Interviews

Brief Encounter With … Bryony Lavery

Bryony Lavery is an award winning British dramatist who has teamed up with Jason Carr to create a spectacular musical version of A Christmas Carol by Charles Dickens.

This festive production, abundant with shape shifters, spirits and ghostly apparitions, will open at the West Yorkshire Playhouse later this month. Bryony speaks to Joanne Hartley about adapting the classic text, being back in Yorkshire and how she’ll be spending Christmas.

How did your adaptation of A Christmas Carol come about?

Jason Carr (who wrote the lyrics and music) and I were commissioned by Chichester Festival Theatre whose annual Christmas production is performed by their wonderful youth theatre. There are seventy young people from age eight and upwards in the youth theatre and initially it seemed like a challenge to give everyone a role and an opportunity to speak!  Eventually myself and Jason decided that the best way to tackle the challenge would be to tell the story through even more ghosts and the result was a success. Then Rachel Kavanaugh from Birmingham Rep read it and asked if it could be adapted and produced by them in 2009 with a view to transfering to West Yorkshire Playhouse the following year.

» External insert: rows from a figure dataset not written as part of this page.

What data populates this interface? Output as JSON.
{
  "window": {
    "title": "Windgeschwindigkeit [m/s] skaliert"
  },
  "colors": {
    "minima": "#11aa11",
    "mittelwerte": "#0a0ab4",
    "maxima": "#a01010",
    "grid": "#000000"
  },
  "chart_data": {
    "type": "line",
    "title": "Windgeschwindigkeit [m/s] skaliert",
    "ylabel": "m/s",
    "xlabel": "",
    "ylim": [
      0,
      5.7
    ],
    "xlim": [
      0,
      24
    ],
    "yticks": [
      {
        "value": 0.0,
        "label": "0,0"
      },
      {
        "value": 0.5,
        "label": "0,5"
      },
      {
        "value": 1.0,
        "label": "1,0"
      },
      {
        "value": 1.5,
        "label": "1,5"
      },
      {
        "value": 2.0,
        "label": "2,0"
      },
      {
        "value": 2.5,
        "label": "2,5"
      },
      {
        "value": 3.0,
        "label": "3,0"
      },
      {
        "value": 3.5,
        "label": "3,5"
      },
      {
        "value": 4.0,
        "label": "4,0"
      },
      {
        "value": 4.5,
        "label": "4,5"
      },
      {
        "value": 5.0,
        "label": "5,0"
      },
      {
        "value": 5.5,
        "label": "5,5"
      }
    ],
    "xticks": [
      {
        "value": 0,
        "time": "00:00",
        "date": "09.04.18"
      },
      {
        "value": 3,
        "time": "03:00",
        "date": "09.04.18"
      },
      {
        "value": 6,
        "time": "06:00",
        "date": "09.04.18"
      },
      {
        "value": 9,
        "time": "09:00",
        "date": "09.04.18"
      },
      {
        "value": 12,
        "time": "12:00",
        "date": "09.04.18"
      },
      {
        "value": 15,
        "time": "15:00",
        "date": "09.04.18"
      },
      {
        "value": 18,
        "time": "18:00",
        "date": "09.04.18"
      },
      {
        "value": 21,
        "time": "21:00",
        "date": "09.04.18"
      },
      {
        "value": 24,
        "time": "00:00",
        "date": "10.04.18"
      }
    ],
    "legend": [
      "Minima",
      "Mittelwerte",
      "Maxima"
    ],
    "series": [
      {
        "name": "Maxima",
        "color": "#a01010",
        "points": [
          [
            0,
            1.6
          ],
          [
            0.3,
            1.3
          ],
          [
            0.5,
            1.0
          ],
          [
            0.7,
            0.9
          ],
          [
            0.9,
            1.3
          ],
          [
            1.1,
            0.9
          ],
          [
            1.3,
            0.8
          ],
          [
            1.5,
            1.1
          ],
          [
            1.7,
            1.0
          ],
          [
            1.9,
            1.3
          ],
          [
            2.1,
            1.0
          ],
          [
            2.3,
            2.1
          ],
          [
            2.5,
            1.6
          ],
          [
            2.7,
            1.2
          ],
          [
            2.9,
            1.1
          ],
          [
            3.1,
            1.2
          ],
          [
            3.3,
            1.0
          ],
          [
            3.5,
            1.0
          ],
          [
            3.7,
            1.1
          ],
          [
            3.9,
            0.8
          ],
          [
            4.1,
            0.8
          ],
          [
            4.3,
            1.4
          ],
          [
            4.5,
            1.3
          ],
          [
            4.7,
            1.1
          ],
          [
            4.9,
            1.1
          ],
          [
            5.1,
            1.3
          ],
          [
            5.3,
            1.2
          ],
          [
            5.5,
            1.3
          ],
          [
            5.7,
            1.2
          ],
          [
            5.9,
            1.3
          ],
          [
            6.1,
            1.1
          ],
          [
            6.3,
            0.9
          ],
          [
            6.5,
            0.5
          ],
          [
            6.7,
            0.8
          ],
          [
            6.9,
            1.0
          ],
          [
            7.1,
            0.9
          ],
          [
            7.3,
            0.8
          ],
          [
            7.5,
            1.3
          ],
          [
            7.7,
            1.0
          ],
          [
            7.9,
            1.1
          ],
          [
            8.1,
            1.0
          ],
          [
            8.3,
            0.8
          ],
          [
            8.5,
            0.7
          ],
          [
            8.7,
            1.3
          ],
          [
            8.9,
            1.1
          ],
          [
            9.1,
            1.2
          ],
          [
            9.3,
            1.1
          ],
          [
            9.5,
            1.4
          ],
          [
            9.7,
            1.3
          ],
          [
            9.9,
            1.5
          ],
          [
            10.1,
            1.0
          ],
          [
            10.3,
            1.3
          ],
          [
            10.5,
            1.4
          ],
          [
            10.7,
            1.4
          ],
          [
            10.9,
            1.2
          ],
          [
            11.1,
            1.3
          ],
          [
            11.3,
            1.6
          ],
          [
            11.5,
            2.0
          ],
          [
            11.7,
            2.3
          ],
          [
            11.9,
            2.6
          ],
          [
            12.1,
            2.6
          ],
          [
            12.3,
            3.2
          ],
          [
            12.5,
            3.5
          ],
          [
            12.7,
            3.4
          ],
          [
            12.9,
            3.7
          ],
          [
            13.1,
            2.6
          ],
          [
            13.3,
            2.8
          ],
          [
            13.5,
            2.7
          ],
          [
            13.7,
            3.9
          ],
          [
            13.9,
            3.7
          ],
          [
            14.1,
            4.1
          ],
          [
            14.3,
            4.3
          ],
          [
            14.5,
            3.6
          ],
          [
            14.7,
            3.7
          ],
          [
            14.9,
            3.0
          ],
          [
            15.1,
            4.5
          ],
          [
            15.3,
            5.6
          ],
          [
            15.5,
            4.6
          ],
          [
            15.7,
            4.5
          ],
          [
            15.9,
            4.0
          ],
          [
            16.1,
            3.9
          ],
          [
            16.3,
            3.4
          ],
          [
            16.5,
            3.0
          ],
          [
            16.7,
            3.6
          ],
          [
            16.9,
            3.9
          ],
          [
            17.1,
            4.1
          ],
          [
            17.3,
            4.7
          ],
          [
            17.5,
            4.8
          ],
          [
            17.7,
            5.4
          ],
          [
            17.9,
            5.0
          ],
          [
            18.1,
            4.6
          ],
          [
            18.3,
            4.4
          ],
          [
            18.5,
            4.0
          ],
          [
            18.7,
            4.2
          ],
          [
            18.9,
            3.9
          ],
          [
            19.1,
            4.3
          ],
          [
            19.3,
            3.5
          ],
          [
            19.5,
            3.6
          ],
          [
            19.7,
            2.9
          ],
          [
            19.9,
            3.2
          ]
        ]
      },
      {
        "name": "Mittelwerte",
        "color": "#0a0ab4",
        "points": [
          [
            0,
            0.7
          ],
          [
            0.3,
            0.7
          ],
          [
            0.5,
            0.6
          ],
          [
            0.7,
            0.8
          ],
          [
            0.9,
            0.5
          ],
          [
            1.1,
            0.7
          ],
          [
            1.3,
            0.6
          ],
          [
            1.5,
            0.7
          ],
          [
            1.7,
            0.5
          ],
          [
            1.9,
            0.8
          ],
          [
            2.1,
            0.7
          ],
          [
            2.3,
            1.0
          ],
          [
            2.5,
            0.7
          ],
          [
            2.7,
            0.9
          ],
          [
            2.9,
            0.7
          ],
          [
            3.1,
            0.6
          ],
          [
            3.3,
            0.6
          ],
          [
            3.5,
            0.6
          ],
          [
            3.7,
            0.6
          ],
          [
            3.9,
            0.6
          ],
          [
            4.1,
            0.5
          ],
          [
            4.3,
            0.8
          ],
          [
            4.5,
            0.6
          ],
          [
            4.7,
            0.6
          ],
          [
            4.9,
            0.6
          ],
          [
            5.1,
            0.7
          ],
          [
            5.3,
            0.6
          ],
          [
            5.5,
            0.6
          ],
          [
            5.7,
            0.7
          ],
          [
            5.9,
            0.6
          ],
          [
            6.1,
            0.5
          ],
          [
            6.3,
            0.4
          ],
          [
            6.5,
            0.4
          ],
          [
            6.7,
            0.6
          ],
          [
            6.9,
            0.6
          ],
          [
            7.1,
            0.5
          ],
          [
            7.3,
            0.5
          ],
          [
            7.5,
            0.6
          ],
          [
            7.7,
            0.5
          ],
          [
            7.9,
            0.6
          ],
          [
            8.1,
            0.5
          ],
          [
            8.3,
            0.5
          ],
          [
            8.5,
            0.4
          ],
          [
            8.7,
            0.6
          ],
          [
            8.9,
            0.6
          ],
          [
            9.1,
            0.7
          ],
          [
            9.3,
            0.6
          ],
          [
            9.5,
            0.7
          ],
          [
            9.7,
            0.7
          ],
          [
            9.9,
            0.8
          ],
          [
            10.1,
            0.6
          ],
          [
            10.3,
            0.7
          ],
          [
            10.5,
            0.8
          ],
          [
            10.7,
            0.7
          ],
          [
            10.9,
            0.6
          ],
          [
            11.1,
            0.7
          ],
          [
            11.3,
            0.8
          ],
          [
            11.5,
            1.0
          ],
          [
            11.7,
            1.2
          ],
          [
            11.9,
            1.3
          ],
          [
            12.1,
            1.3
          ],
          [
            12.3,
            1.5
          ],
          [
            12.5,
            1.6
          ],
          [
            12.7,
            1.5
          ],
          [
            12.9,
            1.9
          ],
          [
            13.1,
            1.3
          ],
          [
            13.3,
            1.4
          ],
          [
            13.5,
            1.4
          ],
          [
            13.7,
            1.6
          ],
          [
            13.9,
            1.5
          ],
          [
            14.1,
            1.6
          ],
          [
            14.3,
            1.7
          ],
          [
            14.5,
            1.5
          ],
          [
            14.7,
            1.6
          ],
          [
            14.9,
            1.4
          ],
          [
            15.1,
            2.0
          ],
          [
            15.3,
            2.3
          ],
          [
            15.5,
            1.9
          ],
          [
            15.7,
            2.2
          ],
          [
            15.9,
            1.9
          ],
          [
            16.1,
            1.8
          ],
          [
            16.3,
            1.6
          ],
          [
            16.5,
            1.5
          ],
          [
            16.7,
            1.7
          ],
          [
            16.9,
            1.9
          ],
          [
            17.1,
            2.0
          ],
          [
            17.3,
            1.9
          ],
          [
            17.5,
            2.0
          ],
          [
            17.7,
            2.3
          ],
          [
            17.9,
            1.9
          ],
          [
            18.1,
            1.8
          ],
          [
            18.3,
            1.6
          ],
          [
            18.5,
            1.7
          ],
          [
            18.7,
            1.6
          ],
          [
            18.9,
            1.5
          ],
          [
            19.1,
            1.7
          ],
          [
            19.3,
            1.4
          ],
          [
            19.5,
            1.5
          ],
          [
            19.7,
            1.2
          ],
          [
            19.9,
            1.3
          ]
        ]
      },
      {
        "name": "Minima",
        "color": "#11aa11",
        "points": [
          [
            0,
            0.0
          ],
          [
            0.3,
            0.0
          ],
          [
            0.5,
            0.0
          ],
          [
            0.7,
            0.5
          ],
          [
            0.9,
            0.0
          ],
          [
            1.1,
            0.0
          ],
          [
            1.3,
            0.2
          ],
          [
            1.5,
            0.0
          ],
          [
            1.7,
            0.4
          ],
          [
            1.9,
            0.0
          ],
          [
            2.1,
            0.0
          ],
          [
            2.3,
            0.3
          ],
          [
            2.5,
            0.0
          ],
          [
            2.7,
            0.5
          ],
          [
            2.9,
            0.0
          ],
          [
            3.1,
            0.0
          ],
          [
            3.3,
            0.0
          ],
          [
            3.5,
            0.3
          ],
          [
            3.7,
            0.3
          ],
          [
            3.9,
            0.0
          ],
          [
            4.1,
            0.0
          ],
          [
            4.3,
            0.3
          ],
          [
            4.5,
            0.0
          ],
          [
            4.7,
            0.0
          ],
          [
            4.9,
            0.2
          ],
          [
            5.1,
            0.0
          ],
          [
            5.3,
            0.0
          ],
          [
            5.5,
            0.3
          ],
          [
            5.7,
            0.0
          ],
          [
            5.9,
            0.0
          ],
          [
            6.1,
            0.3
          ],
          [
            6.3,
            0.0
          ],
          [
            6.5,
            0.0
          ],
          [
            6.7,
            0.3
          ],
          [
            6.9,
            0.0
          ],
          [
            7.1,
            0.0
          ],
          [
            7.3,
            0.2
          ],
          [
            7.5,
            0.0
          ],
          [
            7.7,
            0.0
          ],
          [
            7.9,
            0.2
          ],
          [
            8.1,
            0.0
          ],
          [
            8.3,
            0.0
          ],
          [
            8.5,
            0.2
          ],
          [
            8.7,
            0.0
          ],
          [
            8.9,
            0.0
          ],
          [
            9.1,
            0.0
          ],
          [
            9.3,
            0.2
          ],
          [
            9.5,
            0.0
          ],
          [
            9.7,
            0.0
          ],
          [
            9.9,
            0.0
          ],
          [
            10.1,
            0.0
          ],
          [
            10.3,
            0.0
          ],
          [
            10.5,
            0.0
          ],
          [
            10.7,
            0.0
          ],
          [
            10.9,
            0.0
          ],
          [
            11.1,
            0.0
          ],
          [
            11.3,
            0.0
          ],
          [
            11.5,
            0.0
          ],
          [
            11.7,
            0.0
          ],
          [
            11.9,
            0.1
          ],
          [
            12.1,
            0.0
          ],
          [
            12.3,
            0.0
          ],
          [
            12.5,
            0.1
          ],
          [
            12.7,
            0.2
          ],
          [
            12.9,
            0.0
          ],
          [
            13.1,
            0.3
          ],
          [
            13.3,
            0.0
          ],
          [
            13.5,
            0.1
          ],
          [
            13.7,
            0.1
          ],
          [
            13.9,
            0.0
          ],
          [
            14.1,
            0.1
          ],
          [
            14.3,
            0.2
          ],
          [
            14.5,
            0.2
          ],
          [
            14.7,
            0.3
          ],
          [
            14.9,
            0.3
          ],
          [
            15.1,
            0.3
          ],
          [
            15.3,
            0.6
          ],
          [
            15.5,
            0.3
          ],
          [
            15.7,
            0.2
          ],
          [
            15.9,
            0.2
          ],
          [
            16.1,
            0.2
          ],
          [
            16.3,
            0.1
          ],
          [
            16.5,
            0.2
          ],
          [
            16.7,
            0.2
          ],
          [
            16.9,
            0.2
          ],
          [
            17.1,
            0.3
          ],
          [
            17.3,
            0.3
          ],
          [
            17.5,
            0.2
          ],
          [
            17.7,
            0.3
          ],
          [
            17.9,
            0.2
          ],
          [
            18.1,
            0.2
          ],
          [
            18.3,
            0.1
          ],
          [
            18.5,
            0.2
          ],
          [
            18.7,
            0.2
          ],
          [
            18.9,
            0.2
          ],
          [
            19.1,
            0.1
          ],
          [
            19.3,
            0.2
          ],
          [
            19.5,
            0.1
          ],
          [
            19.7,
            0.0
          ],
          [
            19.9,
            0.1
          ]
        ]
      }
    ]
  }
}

Did you reduce the cast size?

We slightly reduced the cast but the Birmingham Rep production still included local children. So, it continues to be a big production. In Yorkshire we’ve done the same and there are two teams of young people involved. I’ve been informed that they’re very good.

Has the play changed since its Birmingham run?

When we came to the second production we thought ‘what’s missing?’ There are two eccentric twin aunties in the party scene now with Paul Leonard joining Beverley Klein and Mic Pool, who is a genius when it comes to sound and visuals has added some extra magic. We have also changed Scrooges – in Leeds he’ll be played terrifyingly by Philip Whitchurch.

So the Leeds production is bigger and better? Lucky us! There are lots of productions of A Christmas Carol around. How is yours different?

There are lots more ghosts and songs and this production also features dancing! 
 
How did you feel about working on such a classic and well known text?

I was daunted!

What was your approach to the adaptation?

As I see it stories such as these are designed to be read aloud so Jason and I got together in my kitchen and read it to each other, taking a paragraph each so we both had chance to listen, and we took it from there. I thinned it out but I didn’t re-write much – I didn’t have to, it’s Charles Dickens! I felt like Mr Dickens’ assistant, shaping his original into something that would work on stage.

You’ve been working with highly physical theatre company Frantic Assembly on a play about boxing, Beautiful Burnout, which is showing in Sheffield at the moment. This seems like such a contrast to your work on A Christmas Carol. Are there any similarities?

You have to decide what goes centre stage. In a musical the musical numbers tell the main parts of the story and with physical theatre it’s sections of movement.

In theatre often the two types, text and movement based theatre, exist separately and we avoid trying to bring them together. This is because it’s very difficult! But I think that we need to try to do this and as a writer working with Frantic Assembly it’s very exciting to experience it and to work towards making it happen.

Did you write the physical sections in Beautiful Burnout?

For Beautiful Burnout I sat in workshops and the performers and directors developed sections of movement which told stories. I would just watch and then I would go away and write something. And then I’d bring the scenes in and we’d try them out. There were a lot of changes. I have a drawer of unused scenes from Beautiful Burnout. For Stockholm, an earlier production with the same company, we didn’t change much at all but with Beautiful Burnout we changed a lot.

Has working in this way changed you as a writer?

Yes, working with Frantic Assembly has changed me as a writer. As a writer you’re slightly afraid of silences  but now I’m interested in letting them happen. I find I’m trying to write fewer and fewer words.

You’re from Yorkshire originally but now you live elsewhere. Do you miss it?

No, I don’t miss Yorkshire. I was born in Wakefield and lived in Dewsbury but I moved to London when I was 18. I came back for a little bit but then my parents moved to Durham so I didn’t come back very often except to visit various aunties from time to time.

Being back now is very strange. I was standing in a railway arch and it seemed very familiar and then I remembered that this was where I used to get the bus to Dewsbury! I phone up my sister and say ‘Do you remember this about Leeds and do you remember that?’ When I lived here the mills were still operating in Dewsbury. I had forgotten how beautiful Leeds is.

What are your plans for Christmas this year?

I was going to go to Madrid but I’ve decided to stay at home with family and friends. I’ll be cooking a turkey in my new cooker once I’ve figured out how to work it!

A Christmas Carol opens at the West Yorkshire Playhouse on 20th November where it runs until 15th January 2011.